Youssef explained how his personal experiences are the center of his jokes and story telling in order to get people to think critically, rather than just use politicians or general events as the butts of his joke.
“People will always come with their preconceived notions and I hope to show them a different aspect of the truth, because everyone thinks that they have their own truths, right? Even me!” he said.
“Comedy and satire eases the transition from different points of views and aspects, which makes it an easier pill to swallow.”
To be able to use that mentality within one’s art requires a lot of talent and courage, considering how inflammatory political criticism and discourse can get.
Youssef told this reporter that he “Sometimes… I sit with my audience on the tables before the show starts and I get to know them and they get to know me personally, so when I go on stage, they don’t think of me as an that alien person who is trying to push a certain message”
“I’m just there on their table, eating their fries and drinking with them, and it’s like they are up there with me.
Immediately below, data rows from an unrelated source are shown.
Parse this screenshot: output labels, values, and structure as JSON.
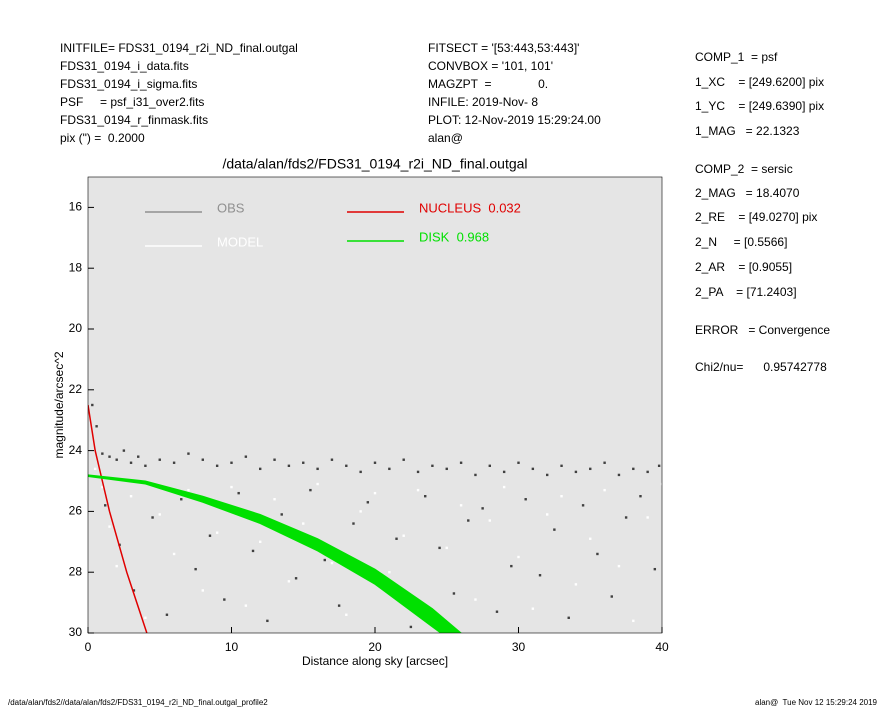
{
  "header": {
    "left": [
      "INITFILE= FDS31_0194_r2i_ND_final.outgal",
      "FDS31_0194_i_data.fits",
      "FDS31_0194_i_sigma.fits",
      "PSF     = psf_i31_over2.fits",
      "FDS31_0194_r_finmask.fits",
      "pix (\") =  0.2000"
    ],
    "middle": [
      "FITSECT = '[53:443,53:443]'",
      "CONVBOX = '101, 101'",
      "MAGZPT  =              0.",
      "INFILE: 2019-Nov- 8",
      "PLOT: 12-Nov-2019 15:29:24.00",
      "alan@"
    ],
    "right": [
      "COMP_1  = psf",
      "1_XC    = [249.6200] pix",
      "1_YC    = [249.6390] pix",
      "1_MAG   = 22.1323",
      "COMP_2  = sersic",
      "2_MAG   = 18.4070",
      "2_RE    = [49.0270] pix",
      "2_N     = [0.5566]",
      "2_AR    = [0.9055]",
      "2_PA    = [71.2403]",
      "ERROR   = Convergence",
      "Chi2/nu=      0.95742778"
    ]
  },
  "footer": {
    "left": "/data/alan/fds2//data/alan/fds2/FDS31_0194_r2i_ND_final.outgal_profile2",
    "right": "alan@  Tue Nov 12 15:29:24 2019"
  },
  "chart_data": {
    "type": "scatter",
    "title": "/data/alan/fds2/FDS31_0194_r2i_ND_final.outgal",
    "x_label": "Distance along sky [arcsec]",
    "y_label": "magnitude/arcsec^2",
    "xlim": [
      0,
      40
    ],
    "xticks": [
      0,
      10,
      20,
      30,
      40
    ],
    "ylim": [
      30,
      15
    ],
    "yticks": [
      16,
      18,
      20,
      22,
      24,
      26,
      28,
      30
    ],
    "background": "#e5e5e5",
    "series": [
      {
        "name": "OBS",
        "color": "#404040",
        "legend_color": "#909090",
        "style": "points",
        "x": [
          0.3,
          0.6,
          1,
          1.5,
          2,
          2.5,
          3,
          3.5,
          4,
          5,
          6,
          7,
          8,
          9,
          10,
          11,
          12,
          13,
          14,
          15,
          16,
          17,
          18,
          19,
          20,
          21,
          22,
          23,
          24,
          25,
          26,
          27,
          28,
          29,
          30,
          31,
          32,
          33,
          34,
          35,
          36,
          37,
          38,
          39,
          39.8,
          1.2,
          2.2,
          3.2,
          4.5,
          5.5,
          6.5,
          7.5,
          8.5,
          9.5,
          10.5,
          11.5,
          12.5,
          13.5,
          14.5,
          15.5,
          16.5,
          17.5,
          18.5,
          19.5,
          20.5,
          21.5,
          22.5,
          23.5,
          24.5,
          25.5,
          26.5,
          27.5,
          28.5,
          29.5,
          30.5,
          31.5,
          32.5,
          33.5,
          34.5,
          35.5,
          36.5,
          37.5,
          38.5,
          39.5
        ],
        "values": [
          22.5,
          23.2,
          24.1,
          24.2,
          24.3,
          24.0,
          24.4,
          24.2,
          24.5,
          24.3,
          24.4,
          24.1,
          24.3,
          24.5,
          24.4,
          24.2,
          24.6,
          24.3,
          24.5,
          24.4,
          24.6,
          24.3,
          24.5,
          24.7,
          24.4,
          24.6,
          24.3,
          24.7,
          24.5,
          24.6,
          24.4,
          24.8,
          24.5,
          24.7,
          24.4,
          24.6,
          24.8,
          24.5,
          24.7,
          24.6,
          24.4,
          24.8,
          24.6,
          24.7,
          24.5,
          25.8,
          27.1,
          28.6,
          26.2,
          29.4,
          25.6,
          27.9,
          26.8,
          28.9,
          25.4,
          27.3,
          29.6,
          26.1,
          28.2,
          25.3,
          27.6,
          29.1,
          26.4,
          25.7,
          28.4,
          26.9,
          29.8,
          25.5,
          27.2,
          28.7,
          26.3,
          25.9,
          29.3,
          27.8,
          25.6,
          28.1,
          26.6,
          29.5,
          25.8,
          27.4,
          28.8,
          26.2,
          25.5,
          27.9
        ]
      },
      {
        "name": "MODEL",
        "color": "#ffffff",
        "legend_color": "#ffffff",
        "style": "points",
        "x": [
          0.5,
          1,
          1.5,
          2,
          3,
          4,
          5,
          6,
          7,
          8,
          9,
          10,
          11,
          12,
          13,
          14,
          15,
          16,
          17,
          18,
          19,
          20,
          21,
          22,
          23,
          24,
          25,
          26,
          27,
          28,
          29,
          30,
          31,
          32,
          33,
          34,
          35,
          36,
          37,
          38,
          39,
          40
        ],
        "values": [
          24.6,
          25.2,
          26.5,
          27.8,
          25.5,
          29.5,
          26.1,
          27.4,
          25.3,
          28.6,
          26.7,
          25.2,
          29.1,
          27.0,
          25.6,
          28.3,
          26.4,
          25.1,
          27.7,
          29.4,
          26.0,
          25.4,
          28.0,
          26.8,
          25.3,
          29.7,
          27.2,
          25.8,
          28.9,
          26.3,
          25.2,
          27.5,
          29.2,
          26.1,
          25.5,
          28.4,
          26.9,
          25.3,
          27.8,
          29.6,
          26.2,
          25.1
        ]
      },
      {
        "name": "NUCLEUS  0.032",
        "color": "#e00000",
        "legend_color": "#e00000",
        "style": "line",
        "x": [
          0,
          0.5,
          1.0,
          1.5,
          2.1,
          2.7,
          3.4,
          4.1
        ],
        "values": [
          22.5,
          24.0,
          25.0,
          26.0,
          27.0,
          28.0,
          29.0,
          30.0
        ]
      },
      {
        "name": "DISK  0.968",
        "color": "#00e000",
        "legend_color": "#00e000",
        "style": "band",
        "x": [
          0,
          4,
          8,
          12,
          16,
          20,
          24,
          26
        ],
        "values": [
          24.8,
          25.0,
          25.5,
          26.1,
          26.9,
          27.9,
          29.2,
          30.0
        ],
        "lower": [
          24.85,
          25.1,
          25.7,
          26.4,
          27.3,
          28.4,
          29.8,
          30.5
        ]
      }
    ]
  }
}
There’s no fourth wall between me and them.”
When asked about the difficulty of performing in an entirely different country and language, Youssef responded with a personal answer on his experiences of his work process.
“This has been a huge transition for me because I was someone who was doing a political satire show in Egypt in Arabic, and now I’m here in America, and I’m reinventing myself from scratch. I have to perform in English, do humor in English, do stand up in English, which is an art I didn’t even do back in Egypt,” Youssef exclaimed.
“I had to rewire my brain because I have to study the cadence, the delivery, the speed, the pauses, and the kind of words that are used. It’s not a simple translation, it’s a third language if you want to put it that way.”
When asked about what impact that he would like to have on audiences in the U.S., as well as our own city of New Brunswick, Youssef discussed how he utilized his personal experiences to take a different approach to his comedy, setting him apart from other Middle Eastern comics.
“Most Arab comedians, they were either born here or raised here [in the US], it’s very rare to see someone who just came from his country in the Middle East and perform here, and that gives a unique perspective because even Arab comedians in the Middle East have an American point of view.”
Youssef provides not only a humorous outlook on modern culture and society, but also challenges his diverse audiences on different notions and ideas, without resorting to Orientalist tropes or other forms of cheap humor that lacks substance.
“I think that it is important that people who are not from that region to look at us as people who have the same concerns, dreams, pains, problems, and I think comedy can connect them much more.”